Bliss it was to be alive on that morning two years ago, but it led to some pretty bad calls. The 2008 election “brings to its close another conservative era,” George Packer wrote in the New Yorker. “For the first time since the Johnson administration, the idea that government should take bold action . . . doesn’t have to explain itself in a defensive mumble. That idea is ascendant . . . because it answers the times.” “Emphatically, comprehensively, the public has turned against conservatism at home and neoconservatism abroad,” trilled Hendrik Hertzberg. “The faith that unfettered markets and minimal taxes . . . will solve every domestic problem, and that . . . American arms will solve any foreign one, is dead for a generation or more.” Sam Tanenhaus came out with an article (later a book) that celebrated the death of conservatism just as CNBC’s Rick Santelli was shocking the moribund movement back to exuberant life. Peter Beinart (who now says Obama is a lock for his 2012 showdown) ushered in “The New Liberal Order” in an essay for Time: Liberalism was headed for another long run as the great “ruling creed” of the nation. “The coalition that carried Obama to victory” would last as long as that put together by Franklin D. Roosevelt. His agenda “won’t divide his political coalition; it will divide the [Republicans]. . . . Reagan Democrats . . . could become tomorrow’s Obama Republicans—a key component of a new liberal majority.” Issues such as tax cuts would fade into irrelevance and liberals would “hold sway in Washington until Sasha and Malia have kids.”
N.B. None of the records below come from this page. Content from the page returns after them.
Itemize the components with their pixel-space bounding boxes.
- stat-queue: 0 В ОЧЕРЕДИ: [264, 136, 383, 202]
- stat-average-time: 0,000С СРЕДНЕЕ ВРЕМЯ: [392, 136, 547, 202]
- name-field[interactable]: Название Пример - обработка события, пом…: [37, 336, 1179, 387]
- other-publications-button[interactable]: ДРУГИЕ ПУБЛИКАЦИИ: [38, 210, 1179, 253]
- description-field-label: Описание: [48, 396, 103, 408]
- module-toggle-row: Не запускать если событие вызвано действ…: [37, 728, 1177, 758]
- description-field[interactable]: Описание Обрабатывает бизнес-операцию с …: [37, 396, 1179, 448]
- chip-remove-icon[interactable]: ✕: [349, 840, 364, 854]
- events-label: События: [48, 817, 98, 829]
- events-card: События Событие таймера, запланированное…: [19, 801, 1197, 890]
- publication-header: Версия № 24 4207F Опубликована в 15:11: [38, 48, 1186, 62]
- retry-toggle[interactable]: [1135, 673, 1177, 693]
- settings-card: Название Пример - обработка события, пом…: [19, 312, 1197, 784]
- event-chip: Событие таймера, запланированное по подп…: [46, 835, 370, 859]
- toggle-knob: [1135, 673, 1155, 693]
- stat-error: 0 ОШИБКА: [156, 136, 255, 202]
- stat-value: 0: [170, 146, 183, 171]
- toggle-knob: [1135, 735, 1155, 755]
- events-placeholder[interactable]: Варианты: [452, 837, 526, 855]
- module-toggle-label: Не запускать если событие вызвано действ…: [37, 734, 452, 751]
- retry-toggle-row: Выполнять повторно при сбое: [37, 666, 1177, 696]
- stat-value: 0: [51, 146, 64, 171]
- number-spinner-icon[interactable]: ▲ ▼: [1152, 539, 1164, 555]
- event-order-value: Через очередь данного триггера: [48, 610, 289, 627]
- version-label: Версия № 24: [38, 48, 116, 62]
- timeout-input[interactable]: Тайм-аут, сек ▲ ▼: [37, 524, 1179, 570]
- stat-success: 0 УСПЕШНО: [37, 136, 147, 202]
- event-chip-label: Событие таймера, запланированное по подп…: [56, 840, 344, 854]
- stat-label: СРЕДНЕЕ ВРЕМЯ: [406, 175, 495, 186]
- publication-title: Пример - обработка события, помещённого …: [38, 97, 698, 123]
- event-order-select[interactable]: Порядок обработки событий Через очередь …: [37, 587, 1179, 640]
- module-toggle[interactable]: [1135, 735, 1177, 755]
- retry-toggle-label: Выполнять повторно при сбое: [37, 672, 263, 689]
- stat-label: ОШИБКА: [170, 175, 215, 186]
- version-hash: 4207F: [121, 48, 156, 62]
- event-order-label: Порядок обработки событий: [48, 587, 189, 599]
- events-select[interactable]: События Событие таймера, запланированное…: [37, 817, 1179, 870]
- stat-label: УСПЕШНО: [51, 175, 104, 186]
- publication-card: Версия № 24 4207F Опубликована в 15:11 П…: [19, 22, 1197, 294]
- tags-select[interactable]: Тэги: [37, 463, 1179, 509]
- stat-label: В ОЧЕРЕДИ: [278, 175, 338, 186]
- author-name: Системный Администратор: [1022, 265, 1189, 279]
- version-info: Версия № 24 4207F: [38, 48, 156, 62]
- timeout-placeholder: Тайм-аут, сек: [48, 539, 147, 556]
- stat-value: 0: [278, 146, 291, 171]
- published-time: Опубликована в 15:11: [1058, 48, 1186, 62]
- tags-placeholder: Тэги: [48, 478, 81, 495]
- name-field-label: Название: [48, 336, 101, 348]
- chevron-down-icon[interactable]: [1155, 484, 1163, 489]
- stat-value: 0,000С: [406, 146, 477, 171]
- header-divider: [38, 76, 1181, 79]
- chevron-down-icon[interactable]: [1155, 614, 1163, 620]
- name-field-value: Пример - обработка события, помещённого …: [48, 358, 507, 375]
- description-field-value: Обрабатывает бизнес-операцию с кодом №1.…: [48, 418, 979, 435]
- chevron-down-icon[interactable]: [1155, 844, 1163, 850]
Of course, in 2006 everyone knew that 2008 was going to be about Giuliani and Hillary Clinton, Barack Obama was barely an asterisk, and outside Alaska Sarah Palin was an unknown. In light of these facts, we make no predictions. All we feel free to say of the future is that it certainly does lie ahead.
Noemie Emery is a contributing editor to The Weekly Standard and a columnist for the Washington Examiner.